David Irving builds custom motorcycle parts, and at 24, he’s already made a name for himself across the United States. Not only has he appeared on the Discovery Channel multiple times, but he also worked on most of the bikes to appear on the hit cable motorcycle construction show, “American Chopper.”
Most of the time, the chassis were built here in Oklahoma then shipped to New York for the show, but once the network flew him and his team in for a week so he could build a motorcycle frame “in-house” for an episode.
“I was the lead chassis builder and fabricator, but it was definitely a team effort,” Irving said.
He's also an avid inventor with a revolutionary new patent-pending specialty tool for Harley Davidson, which is set to be unveiled next year.
“I’m always inventing stuff,” he said. “I’ve got three other inventions that I am planning to get patented.”
In February, Irving’s debut creation, a valve spring compressor, will be introduced at an “industry-only” trade show in Cincinnati, Ohio.
“It allows you to do a job that normally would take you eight or nine hours in a fraction of the time,” Irving said, concerning the invention.
Though Irving might not look like your typical biker, if you look carefully at Irving’s right hand, you’ll notice his index finger is missing above the first knuckle. The injury is the result of an accident in 2005, when a machine caught the digit and refused to let go, but he doesn’t regret the amputation. In fact, he’s grateful for it and shares the story.
Just five months after their wedding, Irving’s wife, Hannah, mysteriously collapsed after an ordinary night out. Paralyzed on one side of her body Hannah and David contacted the best neurosurgeons in the country, but none of them would operate. The problem was that her rare condition had basically caused a stroke in her neck, and the only way doctors could get to the trouble spot would be to cut through her spinal cord, specifically the region that controls involuntary functions like breathing. Any operation to fix the problem would likely render her a quadriplegic, on a respirator for the rest of her life.
Their options were limited and hope appeared dim at best, but thanks to Irving’s nub and the sick leave and worker’s compensation it earned him, he was able to be by her side for every minute of those troubling months. If not for the missing finger, he would have been absent from work and without income to support his family.
The money also bought them a plane ticket to Stanford University, where a doctor agreed to perform the Cyberknife treatment for free, using a specialized method that would allow him to access her malady without disturbing the fragile nerves around it. The procedure was a success and they returned to Oklahoma just in time for him to return to work, as if the entire thing had been planned. Today, Hannah is back to normal, helping David run his business and finishing a degree in English at UCO.

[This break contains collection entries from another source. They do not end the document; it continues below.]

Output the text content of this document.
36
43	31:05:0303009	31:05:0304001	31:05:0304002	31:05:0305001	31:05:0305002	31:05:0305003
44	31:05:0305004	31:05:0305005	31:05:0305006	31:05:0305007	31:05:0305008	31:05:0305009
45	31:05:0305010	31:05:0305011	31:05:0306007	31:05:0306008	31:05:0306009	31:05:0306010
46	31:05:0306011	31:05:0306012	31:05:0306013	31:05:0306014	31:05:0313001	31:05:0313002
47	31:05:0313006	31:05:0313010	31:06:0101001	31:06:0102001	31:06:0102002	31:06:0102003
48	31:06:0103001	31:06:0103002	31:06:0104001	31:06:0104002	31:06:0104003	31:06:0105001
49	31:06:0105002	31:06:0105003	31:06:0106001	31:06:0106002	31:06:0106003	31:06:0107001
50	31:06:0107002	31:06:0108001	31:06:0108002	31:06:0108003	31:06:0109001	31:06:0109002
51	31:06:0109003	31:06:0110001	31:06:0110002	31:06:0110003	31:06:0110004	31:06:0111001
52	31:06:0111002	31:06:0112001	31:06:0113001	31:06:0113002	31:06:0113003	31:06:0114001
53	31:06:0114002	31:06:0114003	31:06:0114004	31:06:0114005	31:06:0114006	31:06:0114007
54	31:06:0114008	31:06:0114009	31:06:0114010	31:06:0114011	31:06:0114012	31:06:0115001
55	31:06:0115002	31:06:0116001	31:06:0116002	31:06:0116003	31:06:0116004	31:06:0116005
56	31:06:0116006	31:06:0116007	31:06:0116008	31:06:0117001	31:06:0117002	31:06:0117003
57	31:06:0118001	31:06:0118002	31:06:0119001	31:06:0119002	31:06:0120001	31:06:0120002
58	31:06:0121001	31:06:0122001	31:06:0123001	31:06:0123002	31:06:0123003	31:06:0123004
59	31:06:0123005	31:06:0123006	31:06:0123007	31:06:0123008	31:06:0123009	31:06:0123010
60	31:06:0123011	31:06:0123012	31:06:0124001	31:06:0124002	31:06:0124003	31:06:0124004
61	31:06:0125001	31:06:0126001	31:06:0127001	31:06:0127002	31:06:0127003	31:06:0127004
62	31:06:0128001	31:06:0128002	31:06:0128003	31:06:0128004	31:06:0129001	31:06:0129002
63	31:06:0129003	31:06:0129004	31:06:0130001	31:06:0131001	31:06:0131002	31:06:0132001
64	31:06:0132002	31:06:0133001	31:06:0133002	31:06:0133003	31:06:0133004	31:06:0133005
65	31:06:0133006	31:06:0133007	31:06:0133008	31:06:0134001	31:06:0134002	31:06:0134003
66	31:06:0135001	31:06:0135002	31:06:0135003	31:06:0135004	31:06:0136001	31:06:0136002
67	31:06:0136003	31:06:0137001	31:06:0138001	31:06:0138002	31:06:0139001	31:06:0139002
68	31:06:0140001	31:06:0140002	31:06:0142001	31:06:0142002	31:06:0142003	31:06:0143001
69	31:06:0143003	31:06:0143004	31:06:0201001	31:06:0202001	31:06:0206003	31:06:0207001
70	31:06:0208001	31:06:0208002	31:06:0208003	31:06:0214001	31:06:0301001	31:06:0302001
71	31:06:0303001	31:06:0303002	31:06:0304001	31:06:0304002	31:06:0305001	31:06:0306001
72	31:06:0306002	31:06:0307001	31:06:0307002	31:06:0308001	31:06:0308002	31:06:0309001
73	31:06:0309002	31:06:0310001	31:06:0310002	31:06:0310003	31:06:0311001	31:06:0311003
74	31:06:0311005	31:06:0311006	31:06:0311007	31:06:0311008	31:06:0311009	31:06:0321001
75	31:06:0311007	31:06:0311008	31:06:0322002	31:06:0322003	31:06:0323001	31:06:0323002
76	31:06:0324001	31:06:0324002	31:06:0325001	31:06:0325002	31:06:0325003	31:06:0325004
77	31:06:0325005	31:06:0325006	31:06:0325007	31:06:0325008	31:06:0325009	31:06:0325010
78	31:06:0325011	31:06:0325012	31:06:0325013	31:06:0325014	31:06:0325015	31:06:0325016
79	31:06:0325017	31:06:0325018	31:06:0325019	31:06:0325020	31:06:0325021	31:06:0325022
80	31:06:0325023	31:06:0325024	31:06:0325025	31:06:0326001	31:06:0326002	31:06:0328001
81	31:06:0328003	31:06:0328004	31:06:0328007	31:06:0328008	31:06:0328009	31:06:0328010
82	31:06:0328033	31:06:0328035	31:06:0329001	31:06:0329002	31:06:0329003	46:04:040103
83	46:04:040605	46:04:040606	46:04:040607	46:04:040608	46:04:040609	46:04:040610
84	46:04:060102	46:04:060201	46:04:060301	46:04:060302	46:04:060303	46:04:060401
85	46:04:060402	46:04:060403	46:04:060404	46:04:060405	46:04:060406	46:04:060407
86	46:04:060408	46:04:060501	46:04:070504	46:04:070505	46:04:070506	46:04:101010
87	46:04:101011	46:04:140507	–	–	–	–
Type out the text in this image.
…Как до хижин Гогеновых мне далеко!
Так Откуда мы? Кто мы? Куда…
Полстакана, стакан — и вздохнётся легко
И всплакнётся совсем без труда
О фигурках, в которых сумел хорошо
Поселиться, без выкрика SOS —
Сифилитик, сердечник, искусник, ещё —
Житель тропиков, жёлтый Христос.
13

The business they started together about two years ago is Irving Customs, Inc., where they offer custom motorcycle parts and services, allowing David to do what he loves—fabricate sheet metal parts by hand using a sandbag and a hammer for motorcycles and hot rods. A couple of well-known parts are his oil and gas tanks, some crafted in the shape of biking icons like the Iron Cross or Ace of Spades. The couple first operated out of their garage, then moved to a more permanent space about a year and a half ago.
Irving also started Nub Tools to help sell his inventions, named in honor of the providential stump finger that helped make the very difficult time in their lives much easier.
But one of the things Irving is most excited about is his upcoming line of Invader motorcycle wheels, which will make him one of only three companies in the nation that make them. Invaders are specialty wheels that became popular in the ‘70s, with five spokes made of square tubing, turned on edge like a diamond.
“I’ll offer nostalgic Invader-style wheels, but I’ll also have the designs that are specific to my company. I’m taking it back to the old school and making them out of steel—by hand,” Irving said. “It kind of gives it more of a personal touch and that personality of a handmade item, not some mass produced-machined part.” He says they’ll be more affordable than the standard aluminum wheels that come off of an assembly line.
Aside from all the excitement surrounding his new inventions and Invader wheels, Irving’s just happy to be able to do what he loves, with Hannah healthy and right there beside him.